Interestingly, the pandemic may not be all bad. Michael shares that while it has no doubt been disastrous, it has also been transformational, inspiring many artists to rethink the way they create art. He is also hopeful that this will spark more conversations around the meaning of art in our lives. 

“From the minute we were born, art is a part of us,” Michael says. “Imagine a baby coming into being and learning how to navigate the world – this person has to be creative. The arts has to be seen as a crucial part of being human. Before becoming an engineer, accountant, or banker, we were all artists first.”


UTOPIA, a symphony about Singapore commissioned by Michael Tay and composed by Russian composer Vladimir Martynov, will be performed live in Singapore at the Esplanade in 2022 (postponed from March 2021). Click here to listen to the full symphony on Spotify!

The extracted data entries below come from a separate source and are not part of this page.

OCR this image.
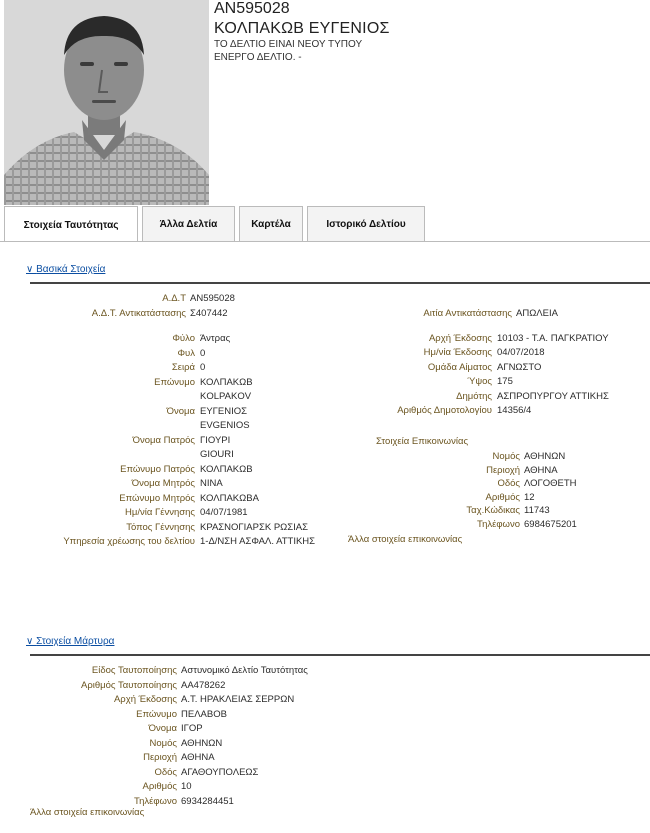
AN595028
ΚΟΛΠΑΚΩΒ ΕΥΓΕΝΙΟΣ
ΤΟ ΔΕΛΤΙΟ ΕΙΝΑΙ ΝΕΟΥ ΤΥΠΟΥ
ΕΝΕΡΓΟ ΔΕΛΤΙΟ. -
Στοιχεία Ταυτότητας	Άλλα Δελτία	Καρτέλα	Ιστορικό Δελτίου
∨ Βασικά Στοιχεία
Α.Δ.Τ AN595028
Α.Δ.Τ. Αντικατάστασης Σ407442	Αιτία Αντικατάστασης ΑΠΩΛΕΙΑ
Φύλο Άντρας
Φυλ 0
Σειρά 0
Επώνυμο ΚΟΛΠΑΚΩΒ
KOLPAKOV
Όνομα ΕΥΓΕΝΙΟΣ
EVGENIOS
Όνομα Πατρός ΓΙΟΥΡΙ
GIOURI
Επώνυμο Πατρός ΚΟΛΠΑΚΩΒ
Όνομα Μητρός ΝΙΝΑ
Επώνυμο Μητρός ΚΟΛΠΑΚΩΒΑ
Ημ/νία Γέννησης 04/07/1981
Τόπος Γέννησης ΚΡΑΣΝΟΓΙΑΡΣΚ ΡΩΣΙΑΣ
Υπηρεσία χρέωσης του δελτίου 1-Δ/ΝΣΗ ΑΣΦΑΛ. ΑΤΤΙΚΗΣ
Αρχή Έκδοσης 10103 - Τ.Α. ΠΑΓΚΡΑΤΙΟΥ
Ημ/νία Έκδοσης 04/07/2018
Ομάδα Αίματος ΑΓΝΩΣΤΟ
Ύψος 175
Δημότης ΑΣΠΡΟΠΥΡΓΟΥ ΑΤΤΙΚΗΣ
Αριθμός Δημοτολογίου 14356/4
Στοιχεία Επικοινωνίας
Νομός ΑΘΗΝΩΝ
Περιοχή ΑΘΗΝΑ
Οδός ΛΟΓΟΘΕΤΗ
Αριθμός 12
Ταχ.Κώδικας 11743
Τηλέφωνο 6984675201
Άλλα στοιχεία επικοινωνίας
∨ Στοιχεία Μάρτυρα
Είδος Ταυτοποίησης Αστυνομικό Δελτίο Ταυτότητας
Αριθμός Ταυτοποίησης AA478262
Αρχή Έκδοσης Α.Τ. ΗΡΑΚΛΕΙΑΣ ΣΕΡΡΩΝ
Επώνυμο ΠΕΛΑΒΟΒ
Όνομα ΙΓΟΡ
Νομός ΑΘΗΝΩΝ
Περιοχή ΑΘΗΝΑ
Οδός ΑΓΑΘΟΥΠΟΛΕΩΣ
Αριθμός 10
Τηλέφωνο 6934284451
Άλλα στοιχεία επικοινωνίας
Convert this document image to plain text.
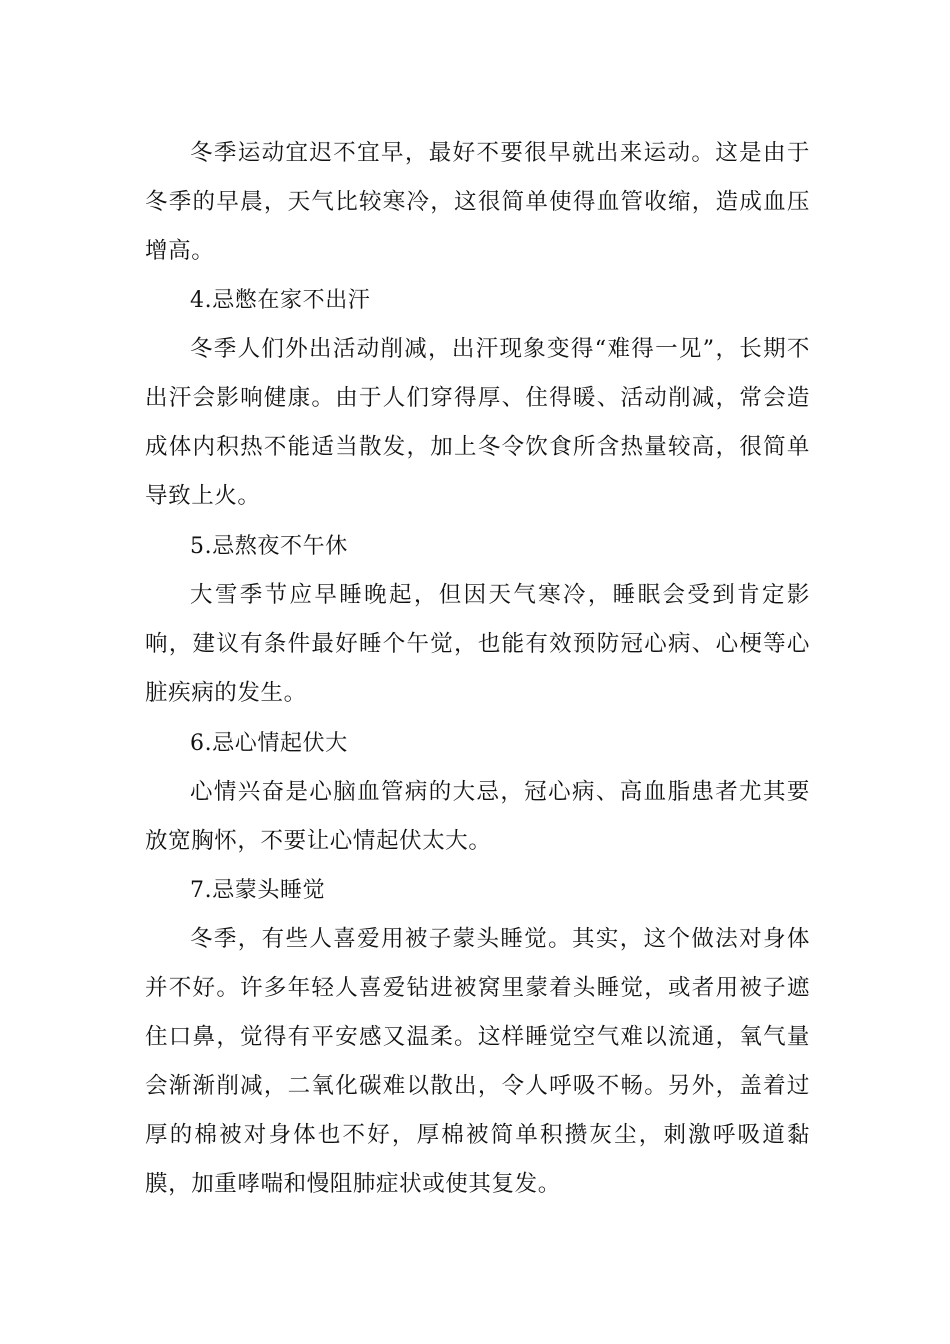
冬季运动宜迟不宜早，最好不要很早就出来运动。这是由于冬季的早晨，天气比较寒冷，这很简单使得血管收缩，造成血压增高。

4.忌憋在家不出汗

冬季人们外出活动削减，出汗现象变得“难得一见”，长期不出汗会影响健康。由于人们穿得厚、住得暖、活动削减，常会造成体内积热不能适当散发，加上冬令饮食所含热量较高，很简单导致上火。

5.忌熬夜不午休

大雪季节应早睡晚起，但因天气寒冷，睡眠会受到肯定影响，建议有条件最好睡个午觉，也能有效预防冠心病、心梗等心脏疾病的发生。

6.忌心情起伏大

心情兴奋是心脑血管病的大忌，冠心病、高血脂患者尤其要放宽胸怀，不要让心情起伏太大。

7.忌蒙头睡觉

冬季，有些人喜爱用被子蒙头睡觉。其实，这个做法对身体并不好。许多年轻人喜爱钻进被窝里蒙着头睡觉，或者用被子遮住口鼻，觉得有平安感又温柔。这样睡觉空气难以流通，氧气量会渐渐削减，二氧化碳难以散出，令人呼吸不畅。另外，盖着过厚的棉被对身体也不好，厚棉被简单积攒灰尘，刺激呼吸道黏膜，加重哮喘和慢阻肺症状或使其复发。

The Foundation has limited copies of the UTOPIA CD (S$25 with shipping) for purchase. To order, donate or sign up to be a part of The Foundation’s One Million Towards Utopia movement – which brings together a local and international collective of musicians, artists, painters, businesses, community groups and everyday people to rethink about the arts – please visit https://www.thefoundation.sg/towardsutopiasg or email contactus@thefoundation.sg for more information.


About Michael

Michael Tay is the former Ambassador Extraordinary and Plenipotentiary of the Republic of Singapore to the Russian Federation. Since returning to Singapore, Michael has founded and is now running The Foundation for the Arts and Social Enterprise, a non-profit arts charity that aims to develop the local arts scene by connecting talents to the global stage.